Johnson's effort to document the deleterious effects of grade inflation has several notable features. First, his writing style is lucid and the book reasonably well organized—both salient qualities of effective teachers. The systematic chapter development; the copious use of supplemental tables, figures, and appendices; and the detailed explanations of sophisticated statistical procedures make the book easier to comprehend than it might otherwise be. Second, Johnson brings complicated, disparate literatures to bear on grade inflation; his articulation of various theories provides a moderately useful guide in understanding the correlation between grades and student ratings. Third, his use of advanced statistical procedures helps rule out competing explanations and introduces innovative techniques not common in past studies. Finally, Johnson tests his hypotheses using an actual field study, flawed though it may be.
But serious conceptual and methodological problems plague the book. Johnson's analyses are based on a case study of a single institution that has unique attributes. Would the evaluation of teaching be so strenuously opposed in a liberal arts college as in a research-intensive university? Moreover, the newly developed survey was administered online, a relatively novel approach, but one that research does not endorse as superior to paper administration. Perhaps the fact that the survey was online explains why 71 percent of students did not participate—a substantial percentage when compared with established practices of evaluating professors and courses, though not compared with paper surveys in general.
Rather than adopt one of the widely used standardized questionnaires that exist, Johnson and his colleagues, who would not be considered experts in the field, constructed an entirely new form. The study may demonstrate that the Duke questionnaire itself was invalid, perhaps because of poor design and implementation, but it does not demonstrate that properly designed student ratings questionnaires are invalid. Moreover, Johnson's literature review downplays the empirical evidence supporting student ratings. For example, Johnson exaggerates the amount of evidence demonstrating the existence of the so-called "Dr. Fox effect," which claims that professors can obtain high ratings without teaching much content, if they are enthusiastic and entertaining. In fact, the bulk of high-quality studies do not support this conclusion.

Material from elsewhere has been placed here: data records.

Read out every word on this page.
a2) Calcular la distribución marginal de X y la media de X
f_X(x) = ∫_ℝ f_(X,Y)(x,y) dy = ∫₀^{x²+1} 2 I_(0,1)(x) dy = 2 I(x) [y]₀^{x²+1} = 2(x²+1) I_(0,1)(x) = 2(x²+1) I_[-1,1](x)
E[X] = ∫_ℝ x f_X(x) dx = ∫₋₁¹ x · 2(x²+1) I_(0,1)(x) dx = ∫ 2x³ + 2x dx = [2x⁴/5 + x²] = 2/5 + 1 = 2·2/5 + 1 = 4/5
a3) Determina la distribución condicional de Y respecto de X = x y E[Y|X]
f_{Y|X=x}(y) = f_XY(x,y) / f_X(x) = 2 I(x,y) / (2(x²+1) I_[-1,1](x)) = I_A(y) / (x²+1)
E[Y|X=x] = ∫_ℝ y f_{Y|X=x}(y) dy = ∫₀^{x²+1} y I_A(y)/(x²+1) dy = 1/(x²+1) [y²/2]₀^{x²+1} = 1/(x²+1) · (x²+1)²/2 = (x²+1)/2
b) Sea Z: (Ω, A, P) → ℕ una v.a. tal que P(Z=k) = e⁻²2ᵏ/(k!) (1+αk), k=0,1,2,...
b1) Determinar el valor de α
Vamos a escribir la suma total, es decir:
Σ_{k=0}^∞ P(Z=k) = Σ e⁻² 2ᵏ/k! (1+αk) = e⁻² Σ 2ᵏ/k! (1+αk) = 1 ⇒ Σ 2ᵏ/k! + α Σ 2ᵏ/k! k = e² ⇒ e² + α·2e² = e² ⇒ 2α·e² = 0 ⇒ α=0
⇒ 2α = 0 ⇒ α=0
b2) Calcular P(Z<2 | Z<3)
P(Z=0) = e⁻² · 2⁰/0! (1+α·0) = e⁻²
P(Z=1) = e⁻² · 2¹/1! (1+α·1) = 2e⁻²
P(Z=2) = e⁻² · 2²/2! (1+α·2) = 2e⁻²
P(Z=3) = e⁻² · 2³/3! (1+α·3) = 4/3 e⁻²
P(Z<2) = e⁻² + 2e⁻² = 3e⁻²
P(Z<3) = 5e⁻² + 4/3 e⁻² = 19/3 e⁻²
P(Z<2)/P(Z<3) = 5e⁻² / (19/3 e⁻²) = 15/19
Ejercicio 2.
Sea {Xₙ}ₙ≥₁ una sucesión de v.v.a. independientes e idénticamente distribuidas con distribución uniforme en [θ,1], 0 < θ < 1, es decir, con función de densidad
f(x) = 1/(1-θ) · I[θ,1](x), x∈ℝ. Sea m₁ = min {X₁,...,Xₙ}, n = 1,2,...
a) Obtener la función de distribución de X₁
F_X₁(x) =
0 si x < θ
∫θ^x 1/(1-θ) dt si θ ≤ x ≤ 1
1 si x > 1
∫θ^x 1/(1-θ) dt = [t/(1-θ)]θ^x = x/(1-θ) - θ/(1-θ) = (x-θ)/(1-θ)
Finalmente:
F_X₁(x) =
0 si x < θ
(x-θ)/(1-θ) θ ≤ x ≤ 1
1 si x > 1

Johnson believes that grade inflation will be the downfall of higher education and that student ratings are higher education's Achilles heel. Though grade inflation may be an insidious problem, Johnson does not make a definitive case that student ratings are the culprit. How does their importance compare, for example, to the more general degradation of faculty autonomy that must surely contribute to grade inflation? Perhaps Johnson has made a useful start in stirring up a debate about grade inflation and the validity of student ratings. But instead of concerned, but misguided, individuals reinventing the wheel every so often, perhaps it's time that a blue-ribbon committee, established by a consortium of our professional organizations, provide some definitive guidance on student ratings.
Raymond Perry is professor of psychology at the University of Manitoba.